Interactively Train a Decision Tree

To use the Decision Tree node to interactively train and prune a decision tree, complete the following steps:
  1. From the Model tab on the Toolbar, select the Decision Tree node icon. Drag the node into the Diagram Workspace.
  2. In the Diagram Workspace, right-click the Decision Tree node, and select Rename from the resulting menu. Enter Interactive Decision Tree and then click OK in the window that opens.
  3. Connect the Replacement node to the Interactive Decision Tree node.
    Process Flow Diagram
  4. Select the Interactive Decision Tree node. In the Properties Panel, scroll down to view the Train properties, and click on the ellipses that represent the value of Interactive. The Interactive Decision Tree window opens.

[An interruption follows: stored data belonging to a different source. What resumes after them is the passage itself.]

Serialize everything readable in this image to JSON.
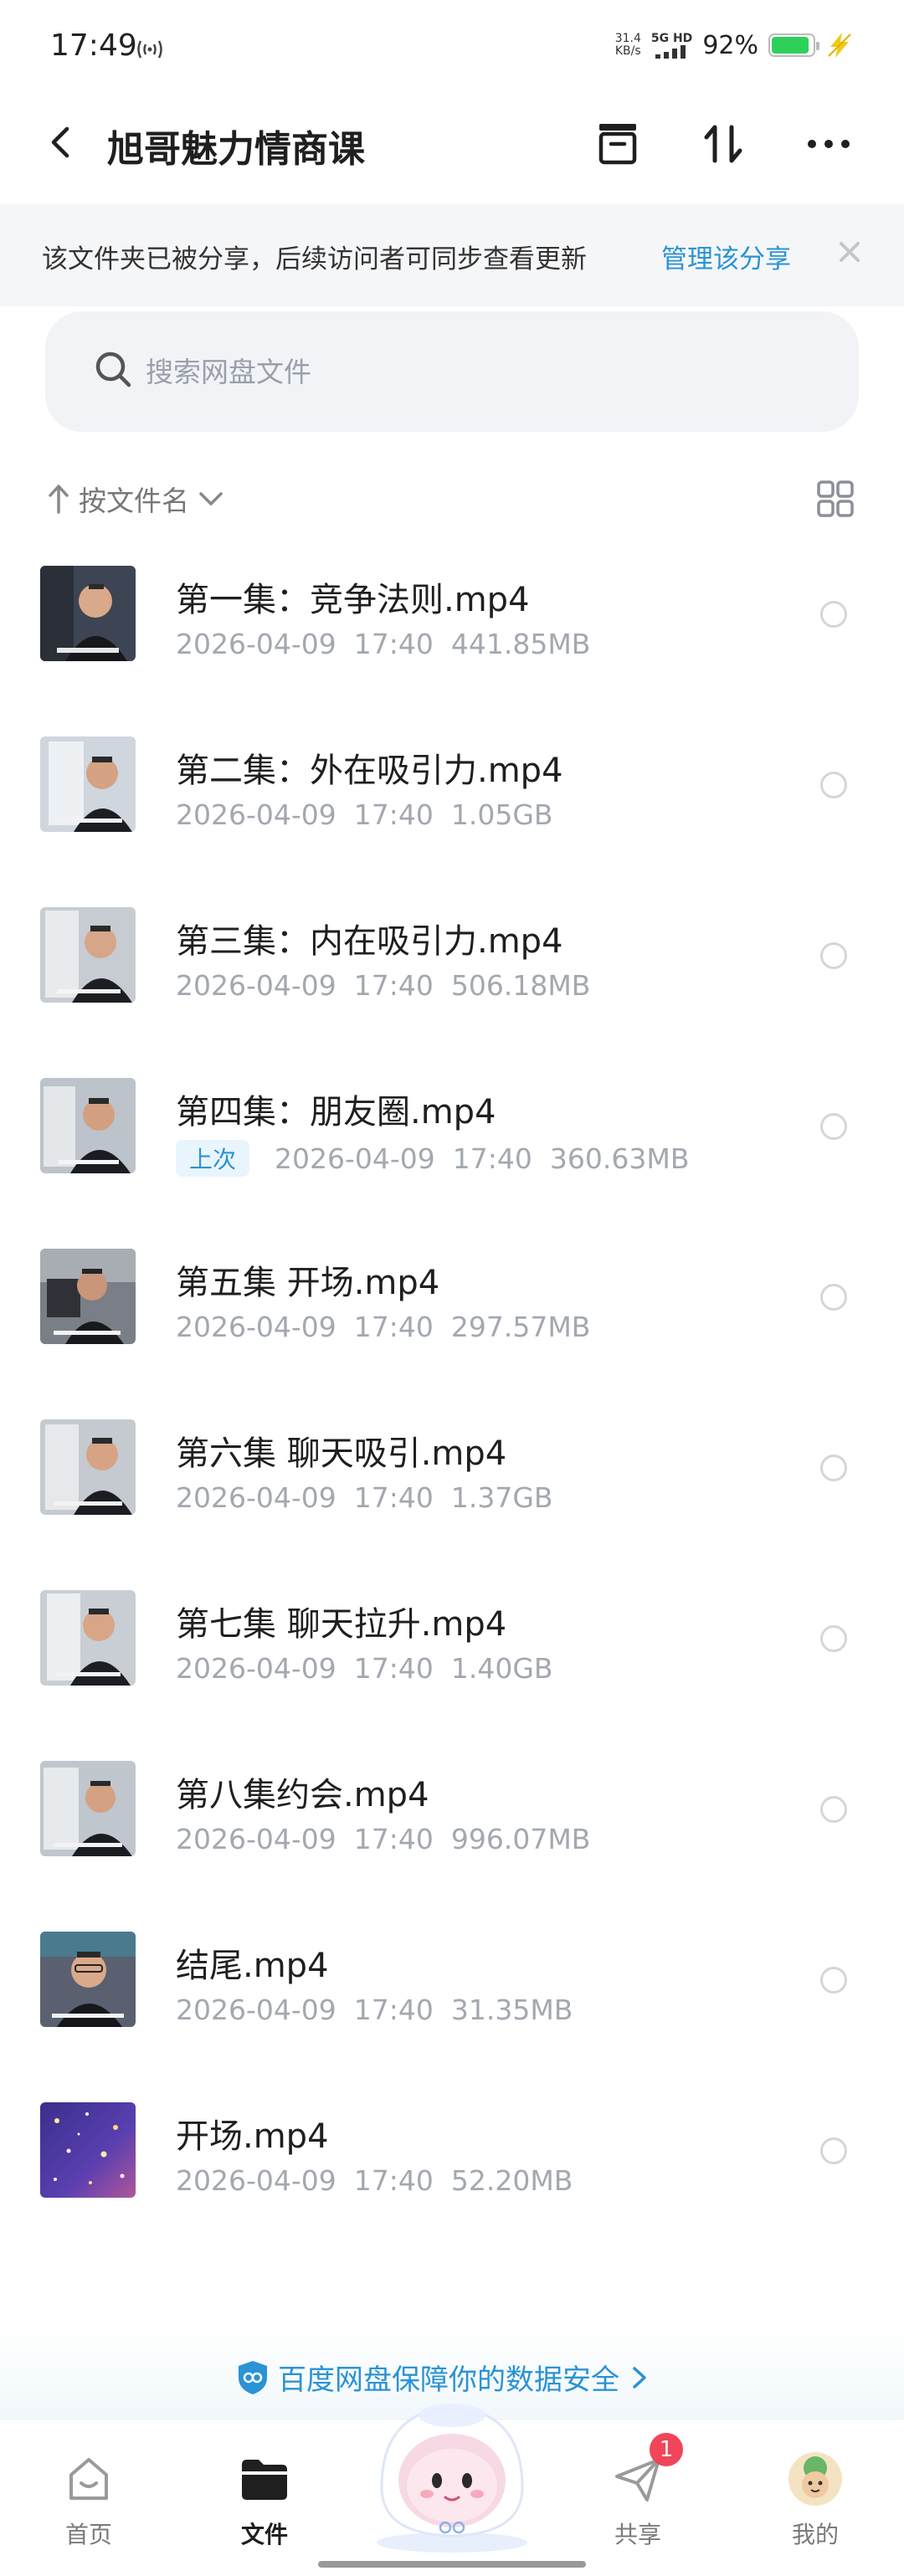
{
  "status_bar": {
    "time": "17:49",
    "net_speed_value": "31.4",
    "net_speed_unit": "KB/s",
    "network": "5G HD",
    "battery": "92%",
    "battery_level": 0.92
  },
  "header": {
    "title": "旭哥魅力情商课"
  },
  "share_banner": {
    "text": "该文件夹已被分享，后续访问者可同步查看更新",
    "link": "管理该分享"
  },
  "search": {
    "placeholder": "搜索网盘文件"
  },
  "sort": {
    "label": "按文件名"
  },
  "files": [
    {
      "name": "第一集：竞争法则.mp4",
      "date": "2026-04-09",
      "time": "17:40",
      "size": "441.85MB",
      "badge": ""
    },
    {
      "name": "第二集：外在吸引力.mp4",
      "date": "2026-04-09",
      "time": "17:40",
      "size": "1.05GB",
      "badge": ""
    },
    {
      "name": "第三集：内在吸引力.mp4",
      "date": "2026-04-09",
      "time": "17:40",
      "size": "506.18MB",
      "badge": ""
    },
    {
      "name": "第四集：朋友圈.mp4",
      "date": "2026-04-09",
      "time": "17:40",
      "size": "360.63MB",
      "badge": "上次"
    },
    {
      "name": "第五集 开场.mp4",
      "date": "2026-04-09",
      "time": "17:40",
      "size": "297.57MB",
      "badge": ""
    },
    {
      "name": "第六集 聊天吸引.mp4",
      "date": "2026-04-09",
      "time": "17:40",
      "size": "1.37GB",
      "badge": ""
    },
    {
      "name": "第七集 聊天拉升.mp4",
      "date": "2026-04-09",
      "time": "17:40",
      "size": "1.40GB",
      "badge": ""
    },
    {
      "name": "第八集约会.mp4",
      "date": "2026-04-09",
      "time": "17:40",
      "size": "996.07MB",
      "badge": ""
    },
    {
      "name": "结尾.mp4",
      "date": "2026-04-09",
      "time": "17:40",
      "size": "31.35MB",
      "badge": ""
    },
    {
      "name": "开场.mp4",
      "date": "2026-04-09",
      "time": "17:40",
      "size": "52.20MB",
      "badge": ""
    }
  ],
  "safety": {
    "text": "百度网盘保障你的数据安全"
  },
  "nav": {
    "home": "首页",
    "files": "文件",
    "share": "共享",
    "share_badge": "1",
    "me": "我的"
  },
  "colors": {
    "accent": "#2a93d5",
    "badge_red": "#f0455a",
    "battery_green": "#2fd05a",
    "banner_bg": "#f5f6f8",
    "search_bg": "#f1f3f7"
  },
  "icons": {
    "back": "back-arrow-icon",
    "archive": "archive-icon",
    "sort": "sort-arrows-icon",
    "more": "more-dots-icon",
    "close": "close-icon",
    "search": "search-icon",
    "grid": "grid-view-icon",
    "shield": "shield-icon",
    "home": "home-icon",
    "folder": "folder-icon",
    "send": "send-icon",
    "avatar": "avatar-icon"
  }
}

    1. Select the root node (at this point, the only node in the tree), and then from the Train menu, select Split Node. The Split Node window opens that lists the candidate splitting rules ranked by logworth (-Log(p)). The FREQUENCY_STATUS_97NK rule has the highest logworth. Ensure that this row is selected, and click OK.
      Split Node Window
    2. The tree now has two additional nodes. Select the lower-left node (where FREQUENCY_STATUS_97NK is 3 or 4), and then from the Train menu, select Split Node. In the Split Node window that opens, select MONTHS_SINCE_LAST_GIFT, which ranks second in logworth, and click Edit Rule to manually specify the split point for this rule. The Interval Splitting Rule window opens.
      Enter 8 as the New split point, and click Add Branch. Then, select Branch 2 (>= 8.5) and click Remove Branch. Click OK.
      Interval Splitting Rule Window
      Ensure that MONTHS_SINCE_LAST_GIFT is selected in the Split Node window, and click OK.
    3. Select the first generation node that you have not yet split (where FREQUENCY_STATUS_97NK is 1, 2, or Missing). From the Train menu, select Split Node. In the Split Node window that opens, ensure that PEP_STAR is selected, and click OK.
      The tree now has seven (four of them, leaf) nodes. The nodes are colored from dark to light, corresponding to low to high percentages of correctly classified observations.
      Decision Tree
    4. Select the lower-right node (where FREQUENCY_STATUS_97NK is 1, 2, or Missing and PEP_STAR is 0 or Missing). From the Train menu, select Train Node. This selection causes SAS Enterprise Miner to continue adding generations of this node until a stopping criterion is met. For more information about stopping criteria for decision trees, see the SAS Enterprise Miner Help.
      Note: In the Interactive Decision Tree window, you can prune decision trees. However, in this example, you will leave the tree in its current state.
    5. Close the Interactive Decision Tree window, and click Yes in the confirmation window that opens.